The COVID-19 pandemic has spurred clinical and scientific interest in the cardiology community because of the significantly enhanced vulnerability of patients with underlying cardiac diseases. COVID-19 vaccination is therefore of vital importance to the patients we see in our clinics and hospitals every day and should be promoted by the medical community, especially cardiologists. In view of vaccine-preventable diseases, the association between influenza and cardiovascular complications has been widely investigated. Several studies have found a substantially elevated risk of hospital admission for acute myocardial infarction in the first 7 days after laboratory-confirmed influenza, with incidence ratios ranging from 6.05–8.89. The effectiveness of the influenza vaccine to protect against acute myocardial infarction is about 29%. This effectiveness is comparable to or even better than that of existing secondary preventive therapies, such as statins (prevention rate approximately 36%), antihypertensives (prevention rate approximately 15–18%), and smoking cessation (prevention rate approximately 26%). As the influenza season is rapidly approaching, this Point of View article serves as a call to action: Cardiologists should promote influenza vaccination and actively advice their patients to get the seasonal influenza vaccination.
The COVID-19 pandemic has spurred clinical and scientific interest in the cardiology community because of the significantly enhanced vulnerability of patients with underlying cardiac diseases. Early studies have shown a five times higher mortality rate in patients with underlying heart disease compared with patients without heart disease . One proposed mechanism of this increased vulnerability is the fact that the severe acute respiratory syndrome coronavirus 2 (SARS-CoV-2) enters the cells by binding to the angiotensin-converting enzyme 2 receptor, which is abundantly present in heart and blood vessels [2, 3]. COVID-19 vaccination is therefore of vital importance to the patients we see every day in our clinics and hospitals and should be promoted by the medical community, especially cardiologists.
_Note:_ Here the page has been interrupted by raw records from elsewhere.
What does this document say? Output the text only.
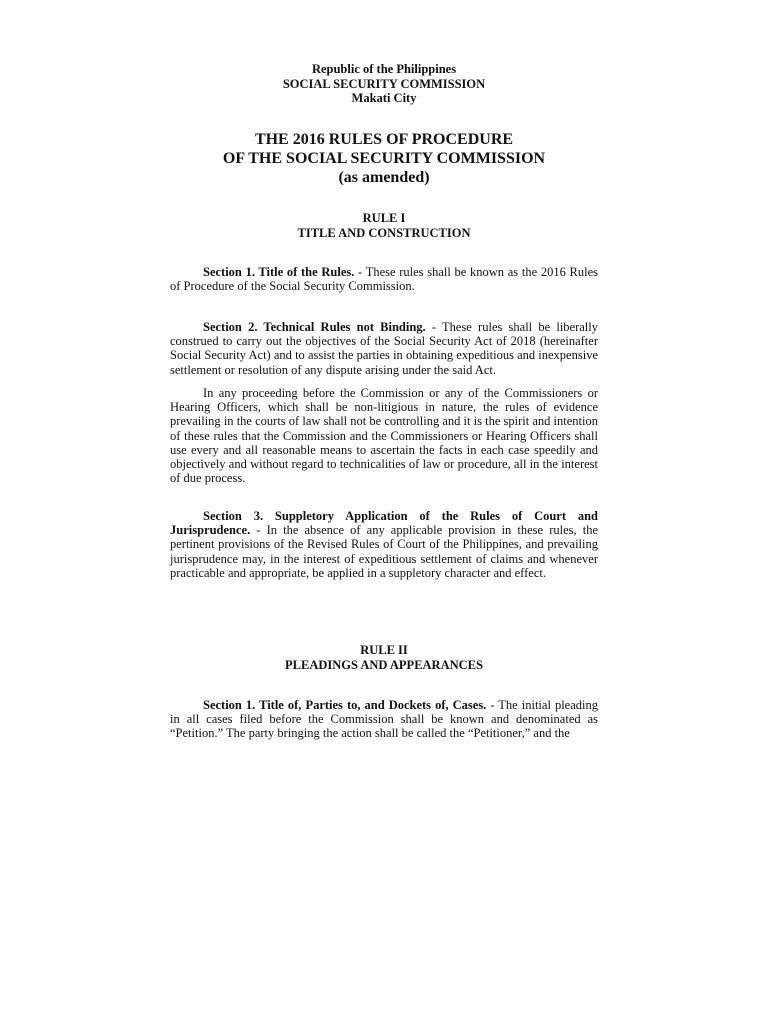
Republic of the Philippines
SOCIAL SECURITY COMMISSION
Makati City
THE 2016 RULES OF PROCEDURE
OF THE SOCIAL SECURITY COMMISSION
(as amended)
RULE I
TITLE AND CONSTRUCTION
Section 1. Title of the Rules. - These rules shall be known as the 2016 Rules of Procedure of the Social Security Commission.
Section 2. Technical Rules not Binding. - These rules shall be liberally construed to carry out the objectives of the Social Security Act of 2018 (hereinafter Social Security Act) and to assist the parties in obtaining expeditious and inexpensive settlement or resolution of any dispute arising under the said Act.
In any proceeding before the Commission or any of the Commissioners or Hearing Officers, which shall be non-litigious in nature, the rules of evidence prevailing in the courts of law shall not be controlling and it is the spirit and intention of these rules that the Commission and the Commissioners or Hearing Officers shall use every and all reasonable means to ascertain the facts in each case speedily and objectively and without regard to technicalities of law or procedure, all in the interest of due process.
Section 3. Suppletory Application of the Rules of Court and Jurisprudence. - In the absence of any applicable provision in these rules, the pertinent provisions of the Revised Rules of Court of the Philippines, and prevailing jurisprudence may, in the interest of expeditious settlement of claims and whenever practicable and appropriate, be applied in a suppletory character and effect.
RULE II
PLEADINGS AND APPEARANCES
Section 1. Title of, Parties to, and Dockets of, Cases. - The initial pleading in all cases filed before the Commission shall be known and denominated as “Petition.” The party bringing the action shall be called the “Petitioner,” and the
In general, influenza viruses can cause acute respiratory illnesses, resulting in annual epidemics (seasonal) or less often pandemics. Annual epidemics are caused by influenza A and B viruses, whereas pandemics are caused by influenza A virus. The viruses can be transmitted from human to human in three ways: via aerosols, droplets and contact. When someone sneezes, coughs or talks, particles (aerosols and droplets) arise, which can then be inhaled by others. Contact transmission occurs via fomites (deposition of expelled virus particles onto surfaces) [4, 5].
The incubation period of influenza ranges between 1 and 4 days, and viral shedding peaks 2–3 days after the onset of sickness. Viral load and duration of viral shedding are higher in children than in adults . In temperate regions, transmission occurs mostly seasonal (during the winter season), while it can take place all year round in tropical regions [5, 6]. Once infected, the manifestation of influenza may vary from mild sickness not requiring health services to severe illness, hospitalisation or even death. While the majority recovers within one week without medical care, elderly, infants, pregnant women, overweight individuals and patients with chronic underlying disease are more susceptible to a severe course of disease .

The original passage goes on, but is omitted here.